Box it, wrap the box in saran several times. Defrost, still boxed & fully wrapped, in the fridge 24 hrs. before it's to be served. Place on counter a few hrs. before serving--still boxed & wrapped. Unbox shortly before/serving. Should be fine.

HTH
Rae

apieceofcake-dolores Posted 12 Jun 2011 , 3:40am
post #5 of 12

I agree....freeze it! I had a friend ask me to freeze a cake a week in advance for her because i was unavaliable the weekend she needed it. I read up on freezing decorated cakes (on here of course!) and it worked perfectly. You couldn't tell a difference.

HuneyBee Posted 12 Jun 2011 , 6:03pm
post #6 of 12

the issue has been fixed...thanks for everyone's input. the error actually wasn't on my part at all, she gave me the wrong date. thank goodness for saved emails icon_smile.gif but i'm making a second cake for this Friday...now all i have to do is manage my time perfectly so i can get it done icon_smile.gif

BlakesCakes Posted 12 Jun 2011 , 8:03pm
post #7 of 12

So, what did you do with the first cake? Were you able to sell it?

Since it was the client's error, will she be paying double for the final product?

Rae

Kitagrl Posted 12 Jun 2011 , 8:19pm
post #8 of 12

If it was the client's fault I would have frozen it, not made another..... Only make another if its your fault, which it wasn't....

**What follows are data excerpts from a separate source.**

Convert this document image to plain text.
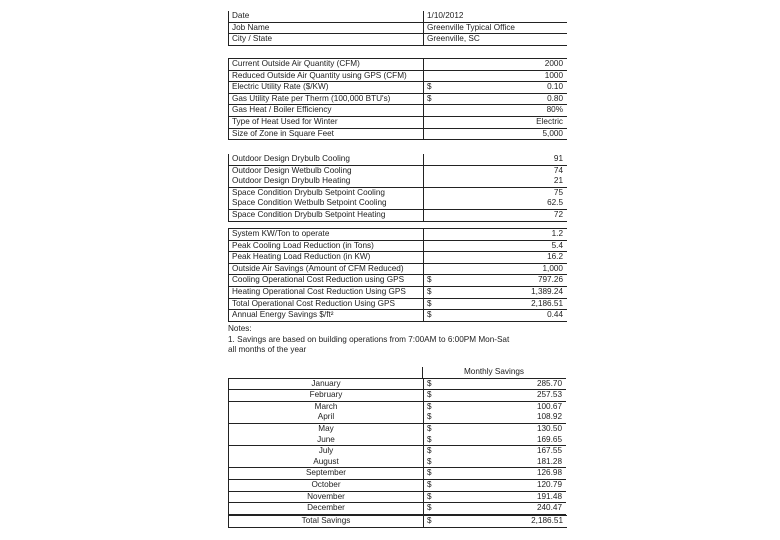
Date	1/10/2012
Job Name	Greenville Typical Office
City / State	Greenville, SC
Current Outside Air Quantity (CFM)	2000
Reduced Outside Air Quantity using GPS (CFM)	1000
Electric Utility Rate ($/KW)	$	0.10
Gas Utility Rate per Therm (100,000 BTU's)	$	0.80
Gas Heat / Boiler Efficiency	80%
Type of Heat Used for Winter	Electric
Size of Zone in Square Feet	5,000
Outdoor Design Drybulb Cooling	91
Outdoor Design Wetbulb Cooling	74
Outdoor Design Drybulb Heating	21
Space Condition Drybulb Setpoint Cooling	75
Space Condition Wetbulb Setpoint Cooling	62.5
Space Condition Drybulb Setpoint Heating	72
System KW/Ton to operate	1.2
Peak Cooling Load Reduction (in Tons)	5.4
Peak Heating Load Reduction (in KW)	16.2
Outside Air Savings (Amount of CFM Reduced)	1,000
Cooling Operational Cost Reduction using GPS	$	797.26
Heating Operational Cost Reduction Using GPS	$	1,389.24
Total Operational Cost Reduction Using GPS	$	2,186.51
Annual Energy Savings $/ft²	$	0.44
Monthly Savings
January	$	285.70
February	$	257.53
March	$	100.67
April	$	108.92
May	$	130.50
June	$	169.65
July	$	167.55
August	$	181.28
September	$	126.98
October	$	120.79
November	$	191.48
December	$	240.47
Total Savings	$	2,186.51
Notes:
1. Savings are based on building operations from 7:00AM to 6:00PM Mon-Sat
all months of the year
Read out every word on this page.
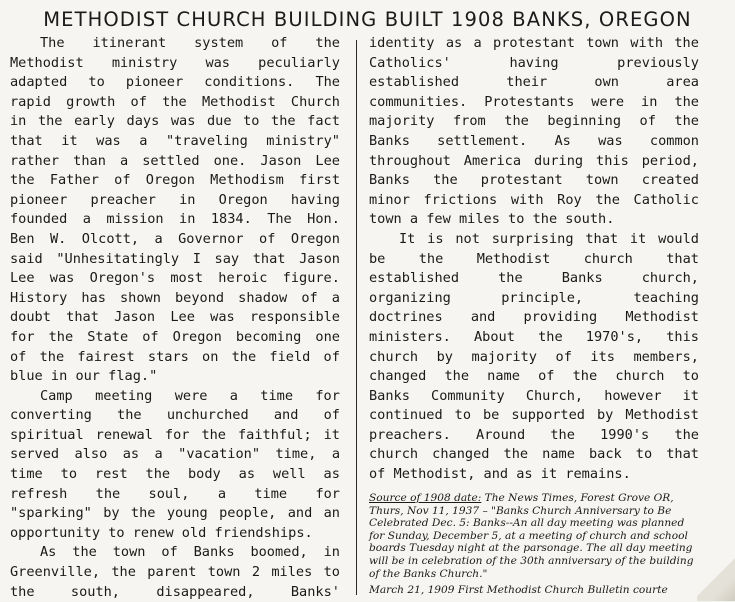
METHODIST CHURCH BUILDING BUILT 1908 BANKS, OREGON
The itinerant system of the
Methodist ministry was peculiarly
adapted to pioneer conditions. The
rapid growth of the Methodist Church
in the early days was due to the fact
that it was a "traveling ministry"
rather than a settled one. Jason Lee
the Father of Oregon Methodism first
pioneer preacher in Oregon having
founded a mission in 1834. The Hon.
Ben W. Olcott, a Governor of Oregon
said "Unhesitatingly I say that Jason
Lee was Oregon's most heroic figure.
History has shown beyond shadow of a
doubt that Jason Lee was responsible
for the State of Oregon becoming one
of the fairest stars on the field of
blue in our flag."
Camp meeting were a time for
converting the unchurched and of
spiritual renewal for the faithful; it
served also as a "vacation" time, a
time to rest the body as well as
refresh the soul, a time for
"sparking" by the young people, and an
opportunity to renew old friendships.
As the town of Banks boomed, in
Greenville, the parent town 2 miles to
the	south,	disappeared,	Banks'
identity as a protestant town with the
Catholics'	having	previously
established	their	own	area
communities. Protestants were in the
majority from the beginning of the
Banks settlement. As was common
throughout America during this period,
Banks the protestant town created
minor frictions with Roy the Catholic
town a few miles to the south.
It is not surprising that it would
be the Methodist church that
established	the	Banks	church,
organizing	principle,	teaching
doctrines and providing Methodist
ministers. About the 1970's, this
church by majority of its members,
changed the name of the church to
Banks Community Church, however it
continued to be supported by Methodist
preachers. Around the 1990's the
church changed the name back to that
of Methodist, and as it remains.
Source of 1908 date: The News Times, Forest Grove OR,
Thurs, Nov 11, 1937 – "Banks Church Anniversary to Be
Celebrated Dec. 5: Banks--An all day meeting was planned
for Sunday, December 5, at a meeting of church and school
boards Tuesday night at the parsonage. The all day meeting
will be in celebration of the 30th anniversary of the building
of the Banks Church."
March 21, 1909 First Methodist Church Bulletin courte
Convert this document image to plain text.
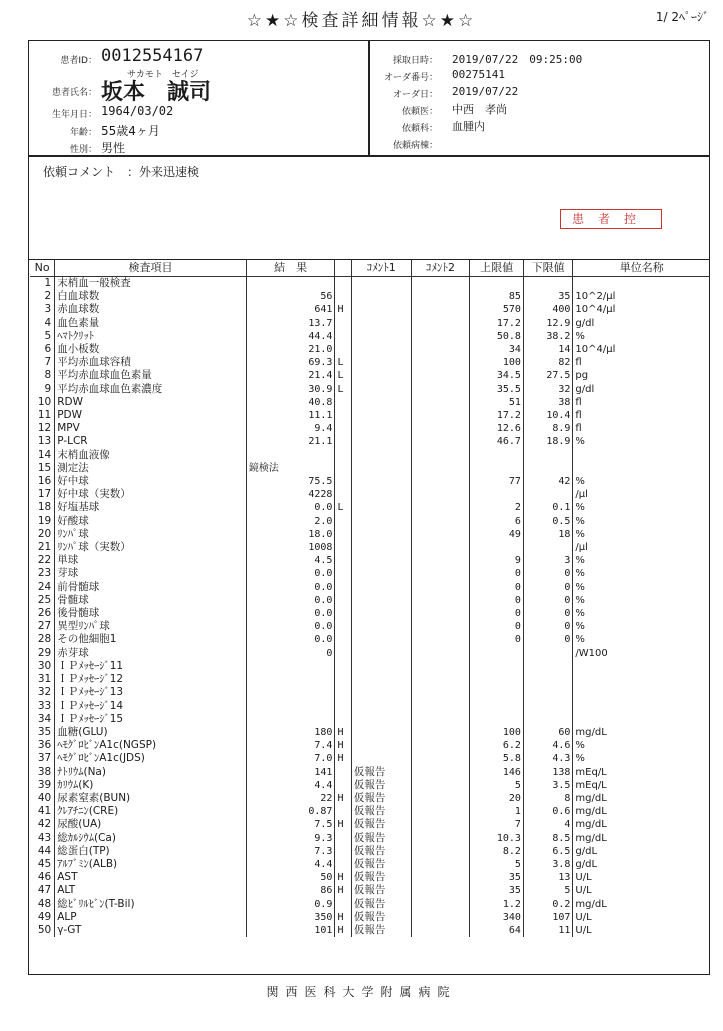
☆★☆検査詳細情報☆★☆	1/ 2ﾍﾟｰｼﾞ
患者ID： 0012554167
サカモト　セイジ
患者氏名： 坂本　誠司
生年月日： 1964/03/02
年齢： 55歳4ヶ月
性別： 男性
採取日時： 2019/07/22　09:25:00
オーダ番号： 00275141
オーダ日： 2019/07/22
依頼医： 中西　孝尚
依頼科： 血腫内
依頼病棟：
依頼コメント　：外来迅速検
患者控
No	検査項目	結　果		ｺﾒﾝﾄ1	ｺﾒﾝﾄ2	上限値	下限値	単位名称
1	末梢血一般検査							
2	白血球数	56				85	35	10^2/μl
3	赤血球数	641	H			570	400	10^4/μl
4	血色素量	13.7				17.2	12.9	g/dl
5	ﾍﾏﾄｸﾘｯﾄ	44.4				50.8	38.2	%
6	血小板数	21.0				34	14	10^4/μl
7	平均赤血球容積	69.3	L			100	82	fl
8	平均赤血球血色素量	21.4	L			34.5	27.5	pg
9	平均赤血球血色素濃度	30.9	L			35.5	32	g/dl
10	RDW	40.8				51	38	fl
11	PDW	11.1				17.2	10.4	fl
12	MPV	9.4				12.6	8.9	fl
13	P-LCR	21.1				46.7	18.9	%
14	末梢血液像							
15	測定法	鏡検法						
16	好中球	75.5				77	42	%
17	好中球（実数）	4228						/μl
18	好塩基球	0.0	L			2	0.1	%
19	好酸球	2.0				6	0.5	%
20	ﾘﾝﾊﾟ球	18.0				49	18	%
21	ﾘﾝﾊﾟ球（実数）	1008						/μl
22	単球	4.5				9	3	%
23	芽球	0.0				0	0	%
24	前骨髄球	0.0				0	0	%
25	骨髄球	0.0				0	0	%
26	後骨髄球	0.0				0	0	%
27	異型ﾘﾝﾊﾟ球	0.0				0	0	%
28	その他細胞1	0.0				0	0	%
29	赤芽球	0						/W100
30	ＩＰﾒｯｾｰｼﾞ11							
31	ＩＰﾒｯｾｰｼﾞ12							
32	ＩＰﾒｯｾｰｼﾞ13							
33	ＩＰﾒｯｾｰｼﾞ14							
34	ＩＰﾒｯｾｰｼﾞ15							
35	血糖(GLU)	180	H			100	60	mg/dL
36	ﾍﾓｸﾞﾛﾋﾞﾝA1c(NGSP)	7.4	H			6.2	4.6	%
37	ﾍﾓｸﾞﾛﾋﾞﾝA1c(JDS)	7.0	H			5.8	4.3	%
38	ﾅﾄﾘｳﾑ(Na)	141		仮報告		146	138	mEq/L
39	ｶﾘｳﾑ(K)	4.4		仮報告		5	3.5	mEq/L
40	尿素窒素(BUN)	22	H	仮報告		20	8	mg/dL
41	ｸﾚｱﾁﾆﾝ(CRE)	0.87		仮報告		1	0.6	mg/dL
42	尿酸(UA)	7.5	H	仮報告		7	4	mg/dL
43	総ｶﾙｼｳﾑ(Ca)	9.3		仮報告		10.3	8.5	mg/dL
44	総蛋白(TP)	7.3		仮報告		8.2	6.5	g/dL
45	ｱﾙﾌﾞﾐﾝ(ALB)	4.4		仮報告		5	3.8	g/dL
46	AST	50	H	仮報告		35	13	U/L
47	ALT	86	H	仮報告		35	5	U/L
48	総ﾋﾞﾘﾙﾋﾞﾝ(T-Bil)	0.9		仮報告		1.2	0.2	mg/dL
49	ALP	350	H	仮報告		340	107	U/L
50	γ-GT	101	H	仮報告		64	11	U/L
関西医科大学附属病院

tiggy2 Posted 12 Jun 2011 , 8:44pm
post #9 of 12

Since it was clearly her error she should pay for the second cake if you have to rebake.

HuneyBee Posted 15 Jun 2011 , 5:56am
post #10 of 12

yes, she's paying for both icon_smile.gif i thought about freezing it, but just couldn't stand the thought of the fondant drooping and "sweating". Plus, the cake would be going another hour to its destination.

HuneyBee Posted 15 Jun 2011 , 6:03am
post #11 of 12

oh and to answer the question about the first cake...she picked it up the next day...i suppose they've been eating cake all week icon_smile.gif

BlakesCakes Posted 15 Jun 2011 , 7:37pm
post #12 of 12
Quote:
Originally Posted by HuneyBee

yes, she's paying for both icon_smile.gif i thought about freezing it, but just couldn't stand the thought of the fondant drooping and "sweating". Plus, the cake would be going another hour to its destination.




They must really like cake! Glad to hear she's paying for both.

If you follow the directions I gave above for freezing & thawing, the fondant would NOT have "drooped & sweat".